Изменить размер шрифта - +

Подготовка решения такой задачи занимает не мало времени и требует огромных творческих усилий. Отдадим же должное Железнодорожному союзу, который все это осуществил, разумеется, до принятия конкретного решения о старте забастовки. Отдадим должное и агитационному аппарату оппозиционной интеллигенции, добившемуся того, что весь Железнодорожный союз действовал под едиными лозунгами, выдвинуть которые могло любое из его подразделений – в данном случае это сделали работники Московско-Казанской дороги. Ясно было и то, что Союз был готов выступить по единому сигналу, которым и оказался слух об аресте железнодорожного съезда. Вот только к этому акту и можно применить термин «стихийный».

Но как раз это последнее и представляется наиболее сомнительным.

 

Планы всеобщей забастовки можно было составлять за много месяцев до ее начала, но старт мог произойти только тогда, когда они были доведены до нескольких сотен конкретных исполнителей, руководивших движением на всех дорогах, усвоены и творчески осмыслены этими людьми. Следовательно, и сигнал на начало забастовки не мог быть дан ни раньше, ни позже вполне определенного промежутка времени – в противном случае действительно могли начаться стихийные действия, и операция утратила бы стройность и целенаправленность. Ничего подобного во время Октябрьской забастовки не происходило: она была идеально и спланирована, и осуществлена. Значит, и сигнал на ее начало был подан точно и своевременно. Так кто же его дал?

Современники оставили вопрос открытым – никто не пожелал взять на себя ответственность за начало железнодорожной забастовки (очевидно – по скромности). Попробуем найти ответ, действуя методом исключения, т.е. выяснив, кто не мог практически принять решение об этом.

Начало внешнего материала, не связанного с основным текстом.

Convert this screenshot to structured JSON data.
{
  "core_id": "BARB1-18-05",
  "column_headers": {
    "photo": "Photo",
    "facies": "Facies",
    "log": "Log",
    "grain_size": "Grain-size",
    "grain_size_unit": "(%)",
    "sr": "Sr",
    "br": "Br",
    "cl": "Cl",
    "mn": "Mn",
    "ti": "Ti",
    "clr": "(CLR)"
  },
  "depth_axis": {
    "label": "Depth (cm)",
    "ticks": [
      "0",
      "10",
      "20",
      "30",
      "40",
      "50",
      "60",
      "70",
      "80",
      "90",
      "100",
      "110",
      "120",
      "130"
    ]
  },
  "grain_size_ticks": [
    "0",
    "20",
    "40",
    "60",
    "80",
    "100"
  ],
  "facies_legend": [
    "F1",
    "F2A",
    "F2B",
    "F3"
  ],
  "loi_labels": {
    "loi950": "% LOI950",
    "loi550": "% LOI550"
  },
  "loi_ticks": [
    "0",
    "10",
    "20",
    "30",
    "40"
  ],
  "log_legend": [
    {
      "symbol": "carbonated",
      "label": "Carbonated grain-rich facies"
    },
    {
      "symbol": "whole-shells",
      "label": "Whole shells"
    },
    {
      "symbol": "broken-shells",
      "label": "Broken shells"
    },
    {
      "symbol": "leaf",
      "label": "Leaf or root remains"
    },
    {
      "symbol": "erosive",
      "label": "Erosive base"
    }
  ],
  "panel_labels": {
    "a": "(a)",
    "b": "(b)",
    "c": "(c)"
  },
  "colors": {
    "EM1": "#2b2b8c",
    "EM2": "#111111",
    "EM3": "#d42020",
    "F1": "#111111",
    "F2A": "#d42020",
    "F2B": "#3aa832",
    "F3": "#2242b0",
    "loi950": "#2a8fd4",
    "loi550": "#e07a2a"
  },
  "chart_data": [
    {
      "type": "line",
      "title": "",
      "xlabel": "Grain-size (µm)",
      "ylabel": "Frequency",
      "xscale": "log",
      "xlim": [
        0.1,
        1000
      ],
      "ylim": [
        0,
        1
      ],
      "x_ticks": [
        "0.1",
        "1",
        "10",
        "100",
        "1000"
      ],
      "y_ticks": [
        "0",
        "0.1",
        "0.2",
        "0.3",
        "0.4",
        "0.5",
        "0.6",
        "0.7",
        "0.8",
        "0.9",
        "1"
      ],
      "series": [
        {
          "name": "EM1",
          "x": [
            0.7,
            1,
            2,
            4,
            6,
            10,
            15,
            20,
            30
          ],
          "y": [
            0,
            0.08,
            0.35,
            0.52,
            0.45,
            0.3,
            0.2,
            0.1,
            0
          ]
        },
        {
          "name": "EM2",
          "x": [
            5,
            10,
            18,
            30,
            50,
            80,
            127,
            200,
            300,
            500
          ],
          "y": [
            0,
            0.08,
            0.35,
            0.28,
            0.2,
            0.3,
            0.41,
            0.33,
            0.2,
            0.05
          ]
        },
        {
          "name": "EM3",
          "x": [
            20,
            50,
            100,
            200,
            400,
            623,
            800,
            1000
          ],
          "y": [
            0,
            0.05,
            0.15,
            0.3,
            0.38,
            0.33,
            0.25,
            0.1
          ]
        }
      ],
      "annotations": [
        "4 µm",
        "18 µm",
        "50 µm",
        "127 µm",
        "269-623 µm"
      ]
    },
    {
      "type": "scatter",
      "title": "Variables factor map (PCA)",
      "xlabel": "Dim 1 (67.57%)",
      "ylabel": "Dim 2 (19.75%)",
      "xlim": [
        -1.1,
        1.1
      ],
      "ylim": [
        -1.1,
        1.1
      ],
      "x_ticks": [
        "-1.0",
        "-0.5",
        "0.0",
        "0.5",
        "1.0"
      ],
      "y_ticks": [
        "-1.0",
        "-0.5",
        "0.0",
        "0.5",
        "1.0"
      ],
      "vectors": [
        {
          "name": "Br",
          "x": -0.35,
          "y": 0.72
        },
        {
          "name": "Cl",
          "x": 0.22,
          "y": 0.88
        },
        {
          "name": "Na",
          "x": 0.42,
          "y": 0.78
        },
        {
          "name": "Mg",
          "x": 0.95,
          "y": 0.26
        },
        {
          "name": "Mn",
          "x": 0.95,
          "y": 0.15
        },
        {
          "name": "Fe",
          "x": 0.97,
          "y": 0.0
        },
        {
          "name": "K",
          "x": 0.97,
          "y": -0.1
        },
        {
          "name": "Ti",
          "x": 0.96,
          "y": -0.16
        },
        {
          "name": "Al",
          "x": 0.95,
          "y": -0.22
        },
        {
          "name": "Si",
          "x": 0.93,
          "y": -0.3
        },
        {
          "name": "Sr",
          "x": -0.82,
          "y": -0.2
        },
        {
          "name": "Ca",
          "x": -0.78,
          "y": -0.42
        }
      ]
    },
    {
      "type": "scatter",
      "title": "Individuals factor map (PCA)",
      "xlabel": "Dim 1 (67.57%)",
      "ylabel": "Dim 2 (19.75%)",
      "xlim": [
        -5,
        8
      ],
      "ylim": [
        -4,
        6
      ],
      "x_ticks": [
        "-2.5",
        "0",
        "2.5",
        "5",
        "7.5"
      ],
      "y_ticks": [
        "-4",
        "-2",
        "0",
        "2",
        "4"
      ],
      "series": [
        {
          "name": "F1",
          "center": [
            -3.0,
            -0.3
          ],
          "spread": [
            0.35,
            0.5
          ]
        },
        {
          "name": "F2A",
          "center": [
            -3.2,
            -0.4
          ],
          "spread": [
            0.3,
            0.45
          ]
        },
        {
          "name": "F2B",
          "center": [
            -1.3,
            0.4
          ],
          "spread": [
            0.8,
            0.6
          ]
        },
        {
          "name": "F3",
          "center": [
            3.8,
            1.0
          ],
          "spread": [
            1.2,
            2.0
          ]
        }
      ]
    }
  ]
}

Этого не могли сделать революционеры. Почти все лидеры революционных партий были в эмиграции, узнали о начале забастовки только из зарубежной прессы, и, лишь убедившись в реальности происходивших революционных событий, двинулись в Россию. Раньше всех в Петербурге оказался Троцкий; дело было не в его прозорливости, а в том, что он больше других был готов рискнуть и сыграть в революции выдающуюся роль, что ему в 1905 году и удалось лучше, чем остальным революционным вождям.

Троцкий живо реагировал на «Кровавое воскресенье» и уже в феврале 1905 года прибыл из-за границы – сначала в Киев, потом в Петербург. Но летом он понял, что делать пока нечего, а риск пребывания на нелегальном положении ничем не оправдан – и убыл в Финляндию. Оттуда он и возник снова, но было это уже после 17 октября. Едва ли его или его коллег по революционному движению можно заподозрить в касательстве к началу железнодорожной забастовки; тем более у них не могло быть никаких мотивов замалчивать подобный подвиг в своих воспоминаниях.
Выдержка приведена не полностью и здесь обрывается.